October 31 was a day to be remembered: for the first time in the history of Brazil, a woman was elected president. When she takes office January 1, she will be Brazil’s first female leader: the leading light of Latin America’s biggest nation, a country in the midst of an economic and political rise.
Ms Rousseff was the preferred successor of President Lula, who is leaving after two terms with record popularity. As expected, once the votes were counted, thousands of supporters of the governing Workers’ Party (PT) took to the streets from the North to the South to celebrate her victory over José Serra. Dilma promised to “honour the trust” Brazilians had put in her. In her victory speech, she said her first priority would be to take 20 million Brazilians out of poverty.
Dilma Roussef will be the guide of a nation on the rise and which will be responsible for hosting the 2014 World Cup and the 2016 Summer Olympics as well. By this time, Brazil is expected to be the globe’s fifth-largest economy. That is why, as Lula´s candidate promises, the left-leaning policies of her mentor will be continued. According to the new president, the emphasis will persist in government efficiency, expanding the role of the state in some sectors such as mining, and improving the quality of the country’s infrastructure.

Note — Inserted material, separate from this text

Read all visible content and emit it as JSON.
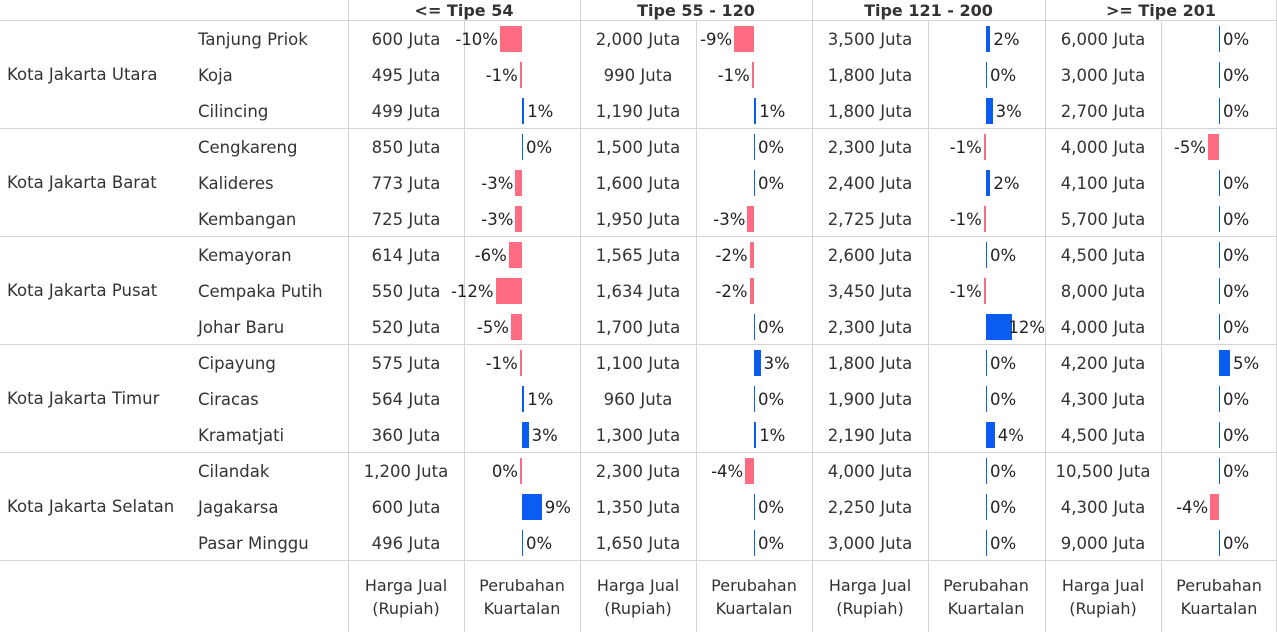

The daughter of a Bulgarian immigrant and a schoolteacher, Dilma became a socialist during her youth. She was captured and jailed between 1970 and 1972 and became a victim of the military dictatorship (she was reportedly tortured). Years later, as a graduated economist, she raised her way up through local and state governments. In 2003 she became part of Lula’s cabinet. From 2003 to 2005 she was Minister of Energy, a first step towards Chief of Staff, in which she remained in office until March 31, 2010 – when she left in order to run for President.